The way the passage and the footnote present the question, and fail to articulate an answer, does not appear to be pointing towards the responses made by those two documents. It is rather easy, in fact, to read it as pointing in the opposite direction. The question posed by 'many people' points towards a dilemma in which there is no non-sinful option. I have already quoted and discussed the claim made slightly later in the document, in section 301:
A subject may know full well the rule, yet have great difficulty in understanding “its inherent values”, or be in a concrete situation which does not allow him or her to act differently and decide otherwise without further sin.
Looking at the two sentences together, the dilemma seems to be not exactly between two or more sinful options ('press the button and one man will die; do nothing and two men will die': academic ethicists love that kind of question), but between a sinful action and the risk of a greater sin later on. In Brideshead Revisited, Julia presents such a dilemma to her confessor: she can sleep with her fiancé Rex, or he will predictably fornicate with other women, which would be morally worse. In Evelyn Waugh's great phrase, 'the gentle old Jesuit would not give way.' No, no, absolutely not.
It is never justified to sin in order to avoid another sin. An example considered by St Augustine was suicide to avoid illicit sex. Augustine comments: in choosing to sin, we 'choose sin over innocence'. This is how morality works, in the Catholic tradition and, for that matter, in common sense. We aren't free to do whatever it takes to minimise the number of sins likely to be committed: lying to stop others lying more and worse, or murdering to stop more and worse murders. No, we are bound ourselves to avoid certain actions, and that limits the morally possible options we have. It would be convenient, or might seem so, if, as we seek the common good, we can take some short cuts and assassinate a few people, steal a few things, break a few laws, but no, we must go the long way round, and advance the common good by morally licit means.

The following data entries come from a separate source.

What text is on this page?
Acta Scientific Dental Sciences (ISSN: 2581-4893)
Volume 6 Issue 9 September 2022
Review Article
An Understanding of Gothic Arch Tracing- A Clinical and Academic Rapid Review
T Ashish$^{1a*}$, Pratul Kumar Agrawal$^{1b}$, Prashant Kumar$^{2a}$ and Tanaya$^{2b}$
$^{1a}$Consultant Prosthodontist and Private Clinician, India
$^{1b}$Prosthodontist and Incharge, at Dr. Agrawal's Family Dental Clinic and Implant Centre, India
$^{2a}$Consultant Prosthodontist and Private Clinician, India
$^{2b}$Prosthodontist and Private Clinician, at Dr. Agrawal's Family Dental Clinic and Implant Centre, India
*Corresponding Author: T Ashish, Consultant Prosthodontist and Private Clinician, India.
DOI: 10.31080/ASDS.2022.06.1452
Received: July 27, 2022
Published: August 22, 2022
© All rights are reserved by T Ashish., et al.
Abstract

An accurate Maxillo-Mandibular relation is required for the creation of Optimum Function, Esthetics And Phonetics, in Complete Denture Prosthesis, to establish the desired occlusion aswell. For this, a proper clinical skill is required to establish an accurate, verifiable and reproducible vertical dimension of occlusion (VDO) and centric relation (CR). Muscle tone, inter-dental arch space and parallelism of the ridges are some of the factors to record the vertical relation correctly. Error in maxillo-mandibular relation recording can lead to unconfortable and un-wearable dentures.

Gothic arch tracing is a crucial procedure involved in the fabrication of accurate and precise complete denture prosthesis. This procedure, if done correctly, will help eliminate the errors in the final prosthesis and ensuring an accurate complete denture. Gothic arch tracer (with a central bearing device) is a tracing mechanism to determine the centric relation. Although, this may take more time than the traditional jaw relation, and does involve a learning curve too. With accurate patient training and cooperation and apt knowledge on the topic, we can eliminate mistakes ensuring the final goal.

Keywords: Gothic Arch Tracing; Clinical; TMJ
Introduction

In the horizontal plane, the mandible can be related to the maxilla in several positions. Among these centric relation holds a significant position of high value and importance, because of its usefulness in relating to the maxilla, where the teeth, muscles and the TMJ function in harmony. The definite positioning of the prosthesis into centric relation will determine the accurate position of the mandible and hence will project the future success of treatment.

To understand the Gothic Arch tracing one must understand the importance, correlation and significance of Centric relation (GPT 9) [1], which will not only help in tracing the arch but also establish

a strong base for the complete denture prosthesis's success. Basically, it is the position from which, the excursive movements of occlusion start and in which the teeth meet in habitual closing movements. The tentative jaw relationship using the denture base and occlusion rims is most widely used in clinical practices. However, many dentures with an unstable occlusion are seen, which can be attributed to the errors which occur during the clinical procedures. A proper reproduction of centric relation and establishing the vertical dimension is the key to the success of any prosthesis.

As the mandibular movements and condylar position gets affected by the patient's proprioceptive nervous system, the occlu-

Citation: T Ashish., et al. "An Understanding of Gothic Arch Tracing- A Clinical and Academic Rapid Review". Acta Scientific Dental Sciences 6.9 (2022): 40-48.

This applies to our personal lives, as well as to public projects and politics. If your adulterous relationship isn't sustainable without sex, that is no justification at all for continuing the sex. If your children's education requires you to embezzle money from your employer, that is no justification at all for embezzlement. If your personal safety as a mafia thug requires you to beat up a series of people your bosses tell you to beat up, that is no justification at all for you to beat them up. We can sympathise with people in these situations, but they need to do the right thing. They need to free themselves from the apparant dilemma by accepting that they may not be able to prevent some bad things happening. There is, in truth, no real dilemma, no question of doing one wrong thing or else another wrong thing. There are options which are ruled out, morally, and there are options which are open to us. Of the latter, we must make the best of a situation which may be difficult, or disastrous. We can't try to solve our practical problems by committing injustices against others.
It may be this passage, and others like it, which make Cardinal Kasper think his position had been vindicated, since he has been advancing arguments about moral dilemmas, which I discussed here. As I have noted, however, the implications in this passage are not made explicit. I need to say more about the significance of a document which appears to encourage error, without explicitly doing so, but I have already pointed out that a pattern of pointing away from the teaching of the Church, when traditional practice and earlier documents point towards it, is a well-established one in the Church since the Second Vatican Council.